Hospitals built for foreign recipients

Hu said major Shanghai hospitals, including Ruijin Hospital, Huashan Hospital, and Zhongshan, maintained separate buildings or floors for international patients, commonly called “Overseas Chinese Buildings” or “VIP/Foreign Guest Wards.”

“These rooms cost around 1,000–2,000 yuan per day and are nothing like ordinary wards,” Hu said. “They’re doing international business.” He compared China’s organ transplant system with the United States, where organ matches usually take at least five to eight years. “In China, it can take one or two weeks. That’s why the international community is suspicious — and rightly so. This is all very real.”

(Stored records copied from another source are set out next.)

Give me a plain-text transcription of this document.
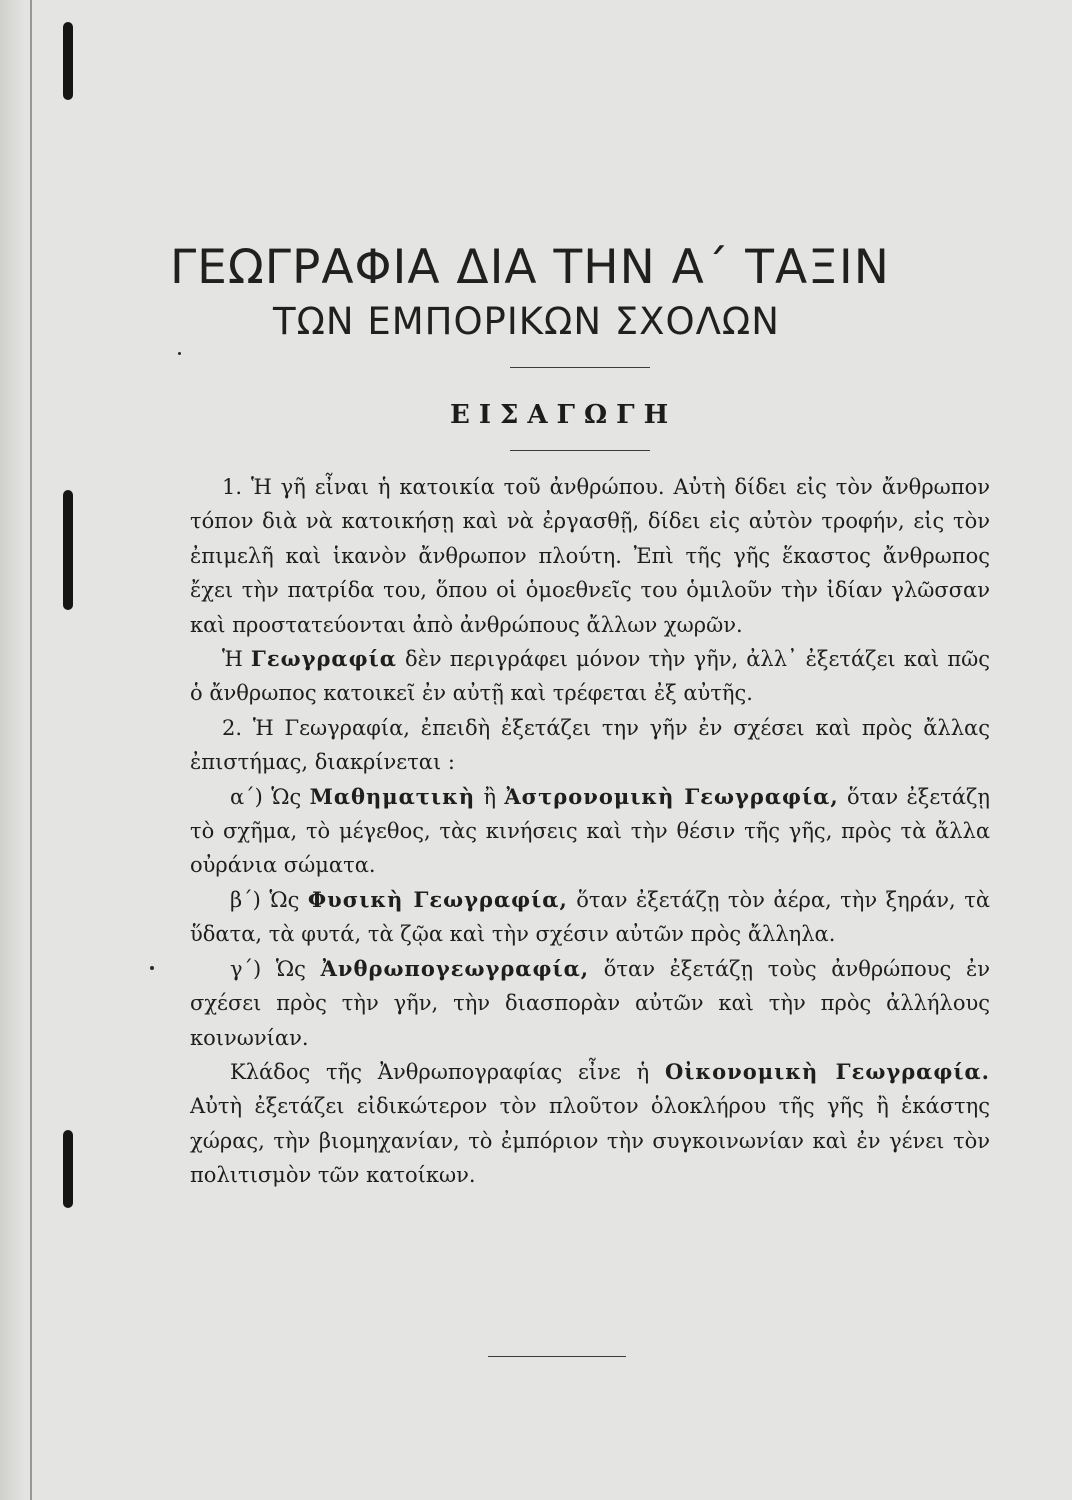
ΓΕΩΓΡΑΦΙΑ ΔΙΑ ΤΗΝ Α΄ ΤΑΞΙΝ
ΤΩΝ ΕΜΠΟΡΙΚΩΝ ΣΧΟΛΩΝ
ΕΙΣΑΓΩΓΗ

1. Ἡ γῆ εἶναι ἡ κατοικία τοῦ ἀνθρώπου. Αὐτὴ δίδει εἰς τὸν ἄνθρωπον τόπον διὰ νὰ κατοικήσῃ καὶ νὰ ἐργασθῇ, δίδει εἰς αὐτὸν τροφήν, εἰς τὸν ἐπιμελῆ καὶ ἱκανὸν ἄνθρωπον πλούτη. Ἐπὶ τῆς γῆς ἕκαστος ἄνθρωπος ἔχει τὴν πατρίδα του, ὅπου οἱ ὁμοεθνεῖς του ὁμιλοῦν τὴν ἰδίαν γλῶσσαν καὶ προστατεύονται ἀπὸ ἀνθρώπους ἄλλων χωρῶν.

Ἡ Γεωγραφία δὲν περιγράφει μόνον τὴν γῆν, ἀλλ᾽ ἐξετάζει καὶ πῶς ὁ ἄνθρωπος κατοικεῖ ἐν αὐτῇ καὶ τρέφεται ἐξ αὐτῆς.

2. Ἡ Γεωγραφία, ἐπειδὴ ἐξετάζει την γῆν ἐν σχέσει καὶ πρὸς ἄλλας ἐπιστήμας, διακρίνεται :

α΄) Ὡς Μαθηματικὴ ἢ Ἀστρονομικὴ Γεωγραφία, ὅταν ἐξετάζῃ τὸ σχῆμα, τὸ μέγεθος, τὰς κινήσεις καὶ τὴν θέσιν τῆς γῆς, πρὸς τὰ ἄλλα οὐράνια σώματα.

β΄) Ὡς Φυσικὴ Γεωγραφία, ὅταν ἐξετάζῃ τὸν ἀέρα, τὴν ξηράν, τὰ ὕδατα, τὰ φυτά, τὰ ζῷα καὶ τὴν σχέσιν αὐτῶν πρὸς ἄλληλα.

γ΄) Ὡς Ἀνθρωπογεωγραφία, ὅταν ἐξετάζῃ τοὺς ἀνθρώπους ἐν σχέσει πρὸς τὴν γῆν, τὴν διασπορὰν αὐτῶν καὶ τὴν πρὸς ἀλλήλους κοινωνίαν.

Κλάδος τῆς Ἀνθρωπογραφίας εἶνε ἡ Οἰκονομικὴ Γεωγραφία. Αὐτὴ ἐξετάζει εἰδικώτερον τὸν πλοῦτον ὁλοκλήρου τῆς γῆς ἢ ἑκάστης χώρας, τὴν βιομηχανίαν, τὸ ἐμπόριον τὴν συγκοινωνίαν καὶ ἐν γένει τὸν πολιτισμὸν τῶν κατοίκων.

The program’s host noted rising reports of missing children, unexplained blood testing in schools, sudden cardiac deaths among students, and abductions — creating widespread anxiety among parents. “When Falun Gong first spoke about live organ harvesting, many people didn’t believe it. Now everyone feels at risk.”

“I used to think Falun Gong exaggerated. Now I believe them. I’m sorry. The CCP is capable of any evil,” wrote one user, while another noted: “Whole families disappear. Hospitals profit without restraint. This is truly horrifying.”

According to years of investigations by the World Organization to Investigate the Persecution of Falun Gong, China’s organ transplant volume surged after the persecution of Falun Gong began in 1999, with a vast number of hospitals and physicians implicated.

Recently, the organization’s head Wang Zhiyuan told Vision Times that signs indicate forced organ harvesting is expanding to the general population. “When [the number of] Falun Gong organs is no longer sufficient, they will inevitably reach into society at large,” he warned, urging the public to remain vigilant and help stop what he called “a crime against humanity.”